Photo by Kathleen Wall
Published on May 23, 2014
This flare was found on the ground near where a fire started just before midnight in Brigus Junction May 17.
Photo by Kathleen Wall
Quick response by Brigus and Chapel Cove families after spotting midnight blaze
A small forest fire that broke out not far from the Route 70 turnoff near the Trans-Canada Highway over the May 24 weekend was put out by some nearby campers.
It was almost midnight on May 17, and a group of some 20 adults and children from Brigus, Chapel Cove and Brigus Junction were camping at Cat Hill Gullies near Conception Harbour when the fire was spotted.
Raelene Wall of Brigus told The Compass on May 19, she, along with several other campers, noticed some “weird lights” in the distance. The group believed the lights were Chinese lanterns, but then they saw flames.
“We thought it must be just a campfire when we saw the lights,” she explained.
But it wasn't just a campfire. Kathleen Wall, Raelene’s sister-in-law, also saw the flames.
“We were sitting around (our own campfire) and we noticed that there was a small fire out on the hill (across the highway),” Kathleen, who is from Avondale but lives in Chapel Cove, said. “About an hour later, there was another one and it was bigger.”
Fear of spreading
Kevin Wall, Raelene’s husband, is a volunteer firefighter with the Brigus Volunteer Fire Department. He called 911 when the fires began to spread and combine into a single fire. He was informed there were already police officers on site.

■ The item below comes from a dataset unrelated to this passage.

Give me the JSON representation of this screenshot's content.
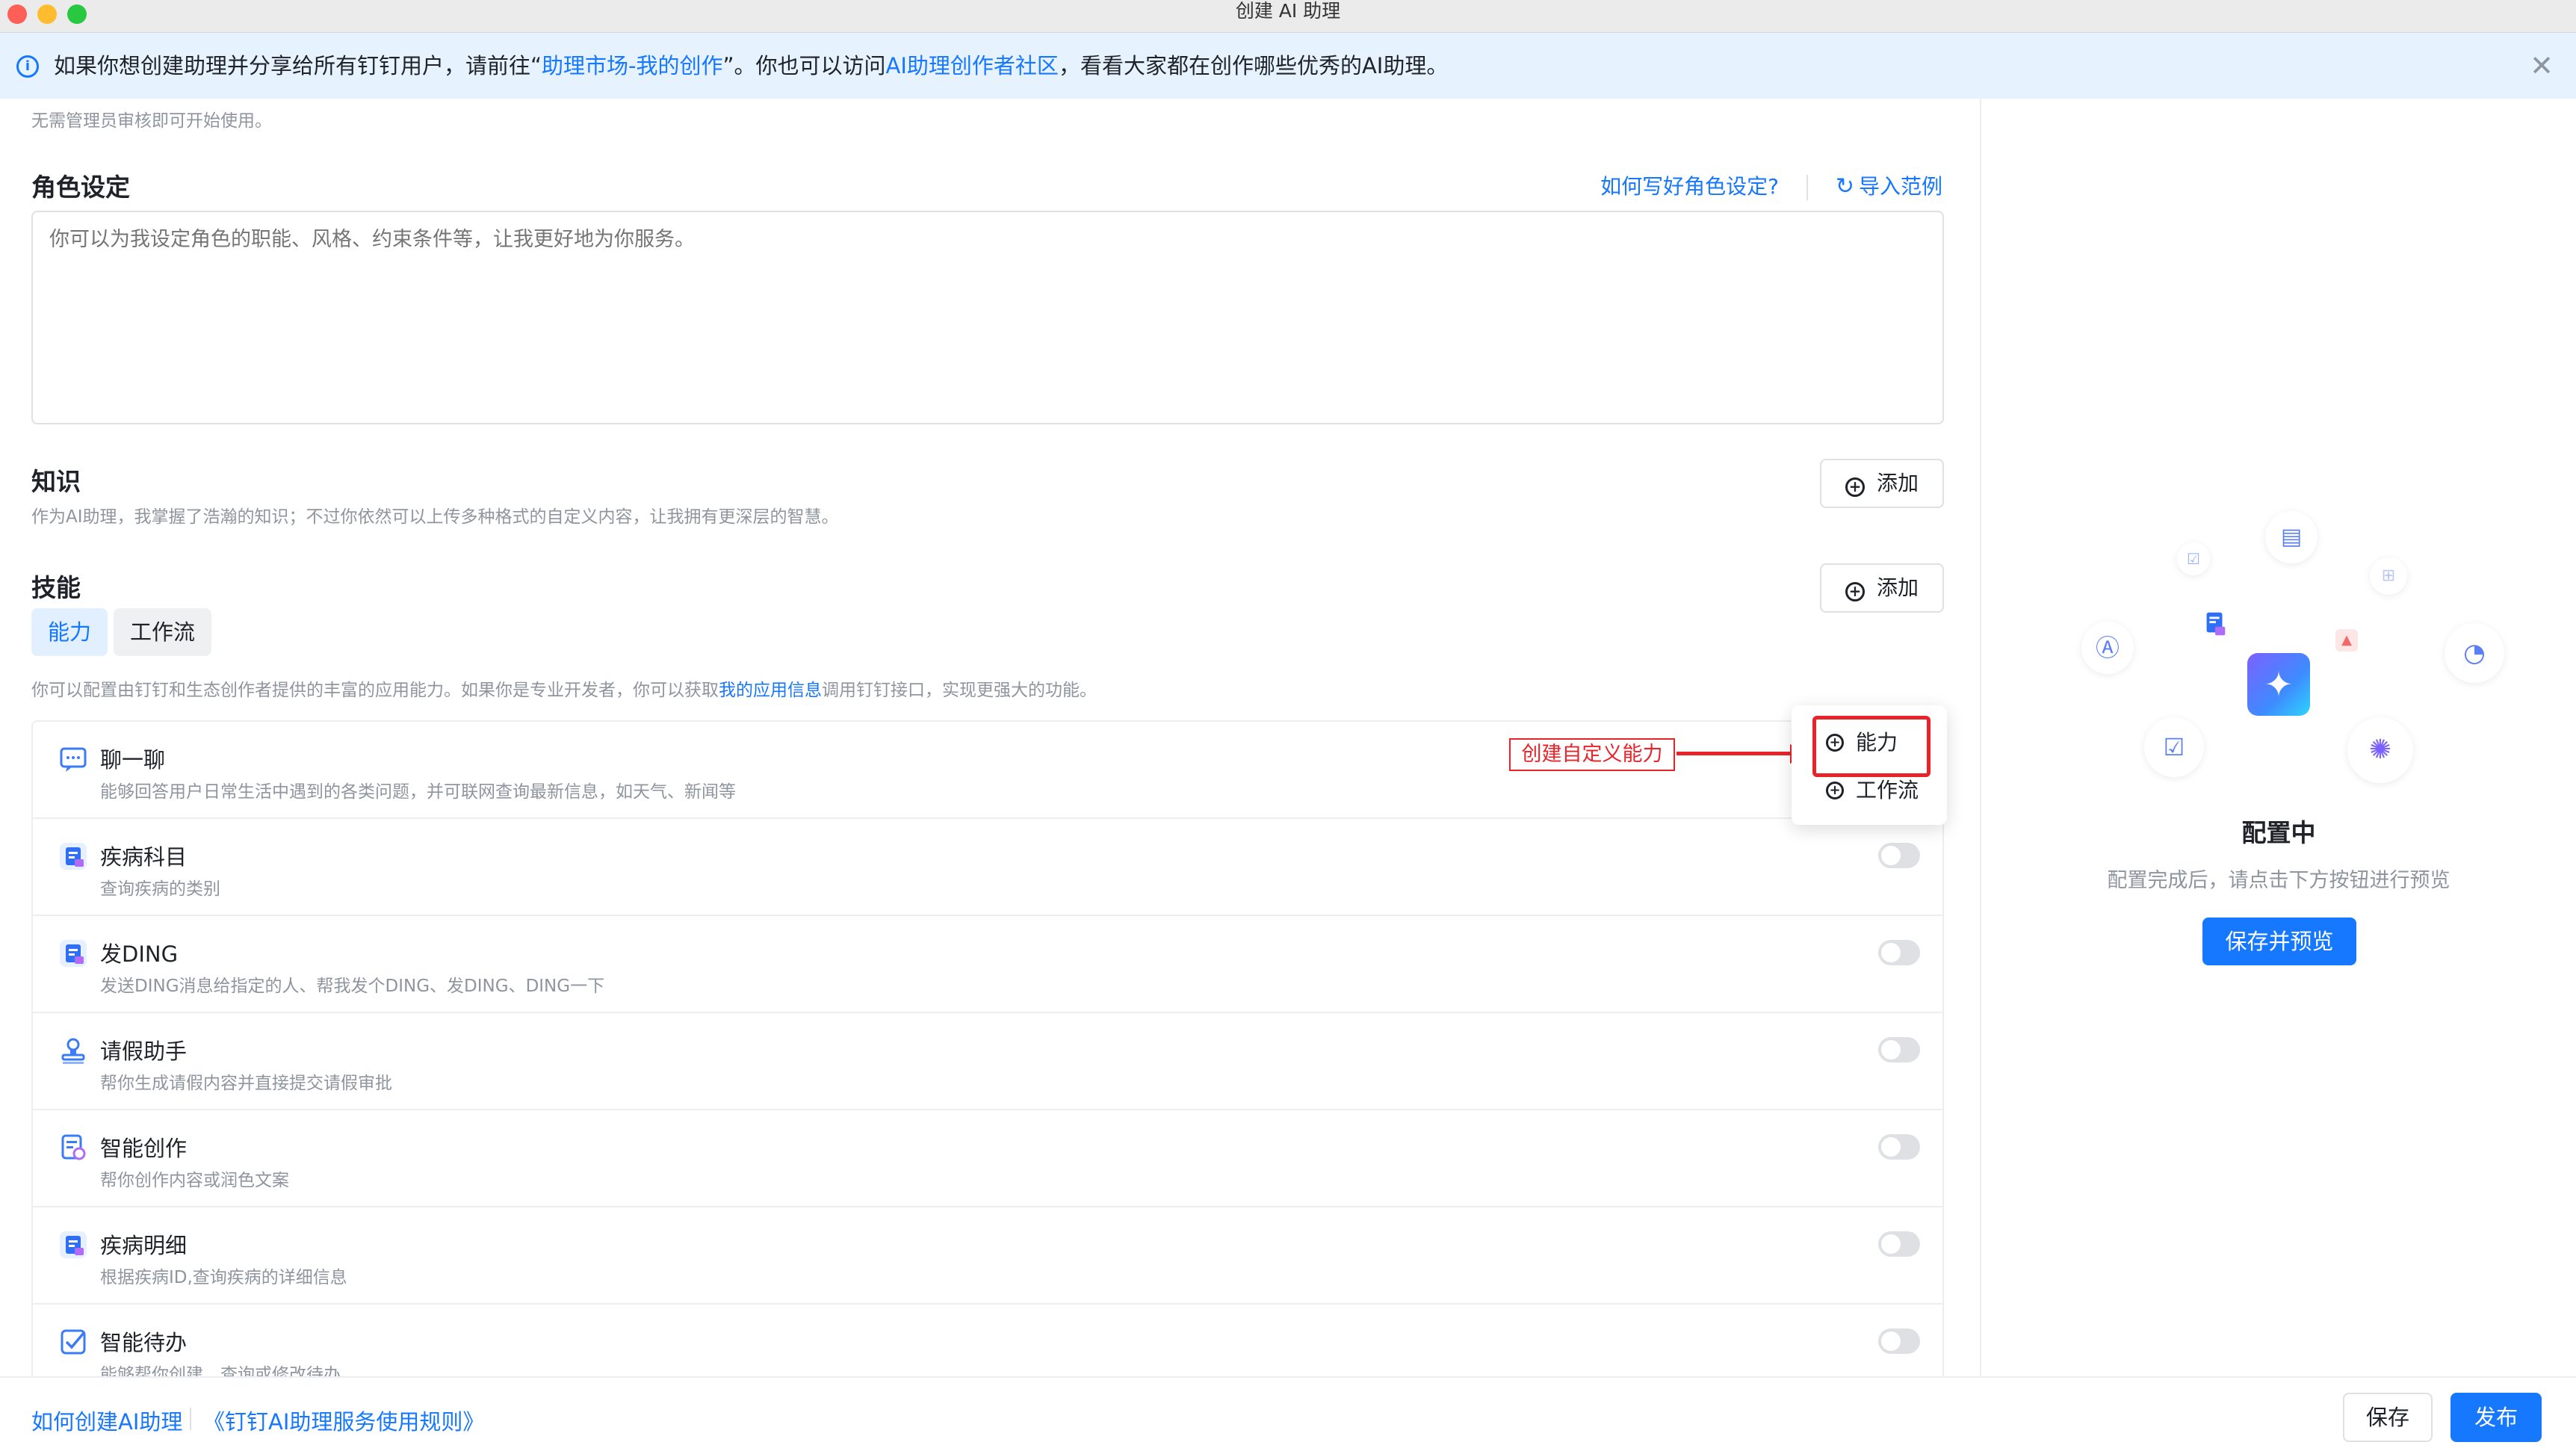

“(Kevin) spoke with someone who said that (the Department of Natural Resources) forestry (division) was notified and would be responding,” Raelene explained.

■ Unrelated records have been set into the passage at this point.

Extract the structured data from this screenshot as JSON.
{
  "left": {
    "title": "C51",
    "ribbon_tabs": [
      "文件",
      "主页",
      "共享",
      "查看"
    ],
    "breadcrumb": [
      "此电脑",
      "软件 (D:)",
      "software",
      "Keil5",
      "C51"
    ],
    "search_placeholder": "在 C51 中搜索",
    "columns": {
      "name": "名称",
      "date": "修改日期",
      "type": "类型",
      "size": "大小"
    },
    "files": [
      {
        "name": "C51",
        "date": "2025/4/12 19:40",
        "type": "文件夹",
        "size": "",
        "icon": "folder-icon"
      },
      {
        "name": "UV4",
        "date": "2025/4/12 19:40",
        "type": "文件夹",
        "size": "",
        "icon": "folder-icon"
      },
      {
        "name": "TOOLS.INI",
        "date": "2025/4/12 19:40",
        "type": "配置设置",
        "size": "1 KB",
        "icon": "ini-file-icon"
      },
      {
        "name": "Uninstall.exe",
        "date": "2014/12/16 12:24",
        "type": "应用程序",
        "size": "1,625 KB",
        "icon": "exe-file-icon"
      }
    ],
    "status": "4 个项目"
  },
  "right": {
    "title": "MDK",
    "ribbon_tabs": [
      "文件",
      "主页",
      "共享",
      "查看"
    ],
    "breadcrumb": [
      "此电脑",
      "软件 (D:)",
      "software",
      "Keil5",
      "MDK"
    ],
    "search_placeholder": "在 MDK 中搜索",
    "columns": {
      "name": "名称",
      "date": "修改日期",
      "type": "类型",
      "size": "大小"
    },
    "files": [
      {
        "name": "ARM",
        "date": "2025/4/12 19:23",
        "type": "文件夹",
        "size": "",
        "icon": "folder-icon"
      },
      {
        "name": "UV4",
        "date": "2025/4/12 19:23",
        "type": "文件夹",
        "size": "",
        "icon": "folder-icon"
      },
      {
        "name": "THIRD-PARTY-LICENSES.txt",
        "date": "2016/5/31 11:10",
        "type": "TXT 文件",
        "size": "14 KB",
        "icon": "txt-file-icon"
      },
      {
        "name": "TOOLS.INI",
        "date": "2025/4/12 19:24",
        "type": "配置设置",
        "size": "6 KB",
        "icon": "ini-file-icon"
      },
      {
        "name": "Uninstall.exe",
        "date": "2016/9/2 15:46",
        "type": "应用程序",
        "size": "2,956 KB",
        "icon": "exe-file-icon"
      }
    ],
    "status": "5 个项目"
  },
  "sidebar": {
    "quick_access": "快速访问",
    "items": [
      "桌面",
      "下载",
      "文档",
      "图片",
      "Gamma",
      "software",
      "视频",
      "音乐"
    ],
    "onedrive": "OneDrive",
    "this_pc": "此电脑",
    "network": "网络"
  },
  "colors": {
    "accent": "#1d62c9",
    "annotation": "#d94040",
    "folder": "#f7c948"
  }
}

Kathleen and her husband Bobby decided to get on their all-terrain vehicle in the dark to wait for the department, while Raelene and Kevin stayed behind with the children.
“We went in towards Brigus Junction, up the pole line by the fire tower, just the two of us to check where (the fire) was,” Kathleen said.

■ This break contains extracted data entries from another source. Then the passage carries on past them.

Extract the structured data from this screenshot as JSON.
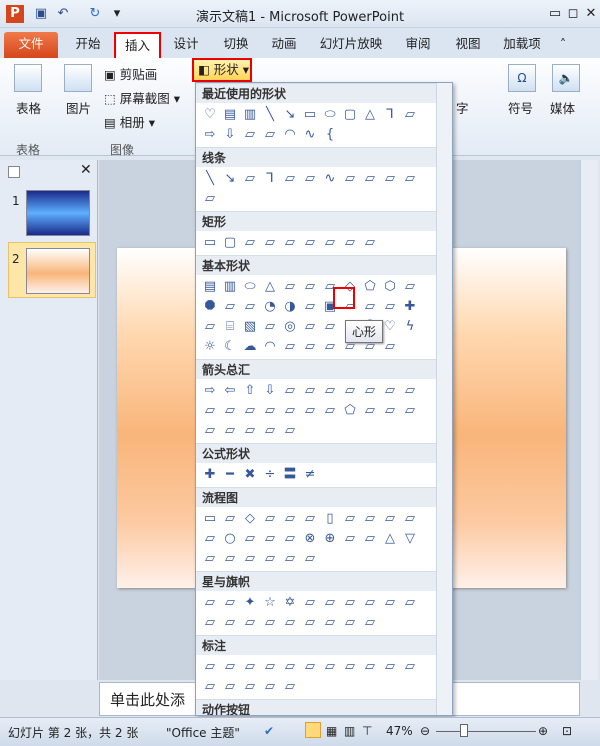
{
  "window": {
    "title": "演示文稿1  -  Microsoft PowerPoint",
    "controls": [
      "minimize",
      "restore",
      "close"
    ]
  },
  "quick_access": [
    "powerpoint-logo",
    "save",
    "undo",
    "redo",
    "customize"
  ],
  "tabs": [
    {
      "label": "文件"
    },
    {
      "label": "开始"
    },
    {
      "label": "插入",
      "active": true
    },
    {
      "label": "设计"
    },
    {
      "label": "切换"
    },
    {
      "label": "动画"
    },
    {
      "label": "幻灯片放映"
    },
    {
      "label": "审阅"
    },
    {
      "label": "视图"
    },
    {
      "label": "加载项"
    }
  ],
  "ribbon": {
    "table": {
      "button": "表格",
      "group": "表格"
    },
    "image": {
      "picture": "图片",
      "clipart": "剪贴画",
      "screenshot": "屏幕截图",
      "album": "相册",
      "group": "图像"
    },
    "shapes": "形状",
    "text_partial": "字",
    "symbol": "符号",
    "media": "媒体"
  },
  "dropdown": {
    "sections": [
      {
        "title": "最近使用的形状",
        "shapes": [
          "heart",
          "textbox",
          "vtextbox",
          "line",
          "arrow-line",
          "rect",
          "oval",
          "roundrect",
          "triangle",
          "elbow",
          "elbow-arrow",
          "right-arrow",
          "down-arrow",
          "cloud-ish",
          "freeform",
          "arc",
          "curve",
          "brace"
        ]
      },
      {
        "title": "线条",
        "shapes": [
          "line",
          "arrow-line",
          "double-arrow",
          "elbow",
          "elbow-arrow",
          "elbow-double",
          "curve",
          "curve-arrow",
          "curve-double",
          "curve2",
          "freeform",
          "scribble"
        ]
      },
      {
        "title": "矩形",
        "shapes": [
          "rect",
          "roundrect",
          "snip1",
          "snip2",
          "snip3",
          "snipround",
          "round1",
          "round2",
          "round3"
        ]
      },
      {
        "title": "基本形状",
        "shapes": [
          "textbox",
          "vtextbox",
          "oval",
          "triangle",
          "rtriangle",
          "parallelogram",
          "trapezoid",
          "diamond",
          "pentagon",
          "hexagon",
          "heptagon",
          "octagon",
          "decagon",
          "dodecagon",
          "pie",
          "chord",
          "teardrop",
          "frame",
          "halfframe",
          "lshape",
          "diagstripe",
          "cross",
          "plaque",
          "can",
          "cube",
          "bevel",
          "donut",
          "nosmoking",
          "blockarc",
          "foldedcorner",
          "smiley",
          "heart",
          "lightning",
          "sun",
          "moon",
          "cloud",
          "arc",
          "bracketpair",
          "bracepair",
          "leftbracket",
          "rightbracket",
          "leftbrace",
          "rightbrace"
        ]
      },
      {
        "title": "箭头总汇",
        "shapes": [
          "right",
          "left",
          "up",
          "down",
          "leftright",
          "updown",
          "quad",
          "leftrightup",
          "bent",
          "uturn",
          "leftup",
          "bentup",
          "curvedright",
          "curvedleft",
          "curvedup",
          "curveddown",
          "striped",
          "notched",
          "pentagon",
          "chevron",
          "rightcallout",
          "downcallout",
          "leftcallout",
          "upcallout",
          "lrcallout",
          "quadcallout",
          "circular"
        ]
      },
      {
        "title": "公式形状",
        "shapes": [
          "plus",
          "minus",
          "multiply",
          "divide",
          "equal",
          "notequal"
        ]
      },
      {
        "title": "流程图",
        "shapes": [
          "process",
          "altprocess",
          "decision",
          "data",
          "predefined",
          "internal",
          "document",
          "multidoc",
          "terminator",
          "preparation",
          "manualinput",
          "manualop",
          "connector",
          "offpage",
          "card",
          "punchedtape",
          "summing",
          "or",
          "collate",
          "sort",
          "extract",
          "merge",
          "storeddata",
          "delay",
          "seqaccess",
          "magneticdisk",
          "directaccess",
          "display"
        ]
      },
      {
        "title": "星与旗帜",
        "shapes": [
          "explosion1",
          "explosion2",
          "star4",
          "star5",
          "star6",
          "star7",
          "star8",
          "star10",
          "star12",
          "star16",
          "star24",
          "star32",
          "ribbonup",
          "ribbondown",
          "curvedup",
          "curveddown",
          "vscroll",
          "hscroll",
          "wave",
          "doublewave"
        ]
      },
      {
        "title": "标注",
        "shapes": [
          "rectcallout",
          "roundcallout",
          "ovalcallout",
          "cloudcallout",
          "line1",
          "line2",
          "line3",
          "accent1",
          "accent2",
          "accent3",
          "border1",
          "border2",
          "border3",
          "accentborder1",
          "accentborder2",
          "accentborder3"
        ]
      },
      {
        "title": "动作按钮",
        "shapes": [
          "back",
          "forward",
          "beginning",
          "end",
          "home",
          "info",
          "return",
          "movie",
          "document",
          "sound",
          "help",
          "custom"
        ]
      }
    ]
  },
  "tooltip": "心形",
  "slides": [
    {
      "number": "1"
    },
    {
      "number": "2",
      "selected": true
    }
  ],
  "notes_placeholder": "单击此处添",
  "status": {
    "slide_info": "幻灯片 第 2 张，共 2 张",
    "theme": "\"Office 主题\"",
    "zoom": "47%",
    "zoom_value": 47
  },
  "colors": {
    "accent": "#d6461c",
    "highlight": "#ee0000",
    "shape_icon": "#36589a"
  }
}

While Kathleen and Bobby searched, Raelene, Kevin and the children watched in the distance as the fire grew.
“It was pretty scary,” Raelene admitted. “We were here, in the woods, what if it spread so fast we couldn’t get out? We were thinking of packing up our stuff and getting out of there.”
The children had a different reaction.
“The kids weren’t scared, they wanted to check it out,” she continued.
Kathleen and Bobby initially couldn’t find the fire, so they went to get some assistance from a few locals.
They came across Gerry Smith and Jimmy Gushue of Brigus Junction, who joined them. The fire was found near Gerry’s home.
“Gerry called the cops because there was nobody up there,” Kathleen said. “They said there was no one coming,”
At the time the fire was found, the flames had died down slightly.
Kathleen, Bobby, Gerry and Jimmy realized the fire would continue to burn and get closer to the nearby homes if they didn’t do something. The foursome grabbed tree boughs and began to bat the flames, and then stomp on them.
“I was afraid because I didn’t know how big it was,” Kathleen explained. “It was 4:15 a.m. before the fire was out.”
Kathleen ended up with a small burn on her leg, but everyone was safe. And everyone at the site of the fire, as well as at the camp, were happy it was out.
Too dark for fire response
"No police, no forestry, no firetrucks," Raelene described the response from emergency services.
This was not the only fire that night.
Spokesperson for the Department of Natural Resources, Diana Quinton, confirmed the department had responded to several fires the same day. The locations were not specified, but Holyrood RCMP only confirmed a single fire in its coverage area, Brigus Junction.
“The department was in contact with the RCMP and a local resident who was at the fire scene,” the spokesperson wrote in an email to The Compass. “The resident advised the fire was almost out and was told by the department that no fire crew would respond at that time given the fire situation, safety concerns while responding at night and low risk potential.”
The size of the fire was some 200 metres by 100 metres “over rough terrain, about one kilometre from the road.”
A flare was found on scene by Kathleen, and was later recorded as a possible cause by the department when they inspected the site the next morning.
Quinton confirmed fires that take place after sunset are monitored by the department, but the decision to respond is based on the situation.
“(It) is based on several factors, including current weather conditions, short-term forecast, life at risk, values at risk, reported location of the fire and perceived urgency of the situation. The department does not respond to structure or cabin fires,” the email said.
There have been 20 forest fires confirmed in the province to date, but none are currently burning.
Cpl. Trevor O’Keefe of the Holyrood RCMP detachment told The Compass a fire had been reported, but it burnt itself out. He was unaware campers aided in extinguishing it.
“People have to be smart about it, they can’t be out in the middle of the woods setting off flares,” he stated.
Although the weather has been a bit damp, the changes in weather can feed a forest fire.
O’Keefe explained it is not safe in hot or dry conditions to be creating any type of flame while surrounded by trees, and campers should avoid doing so to prevent fires from starting and spreading.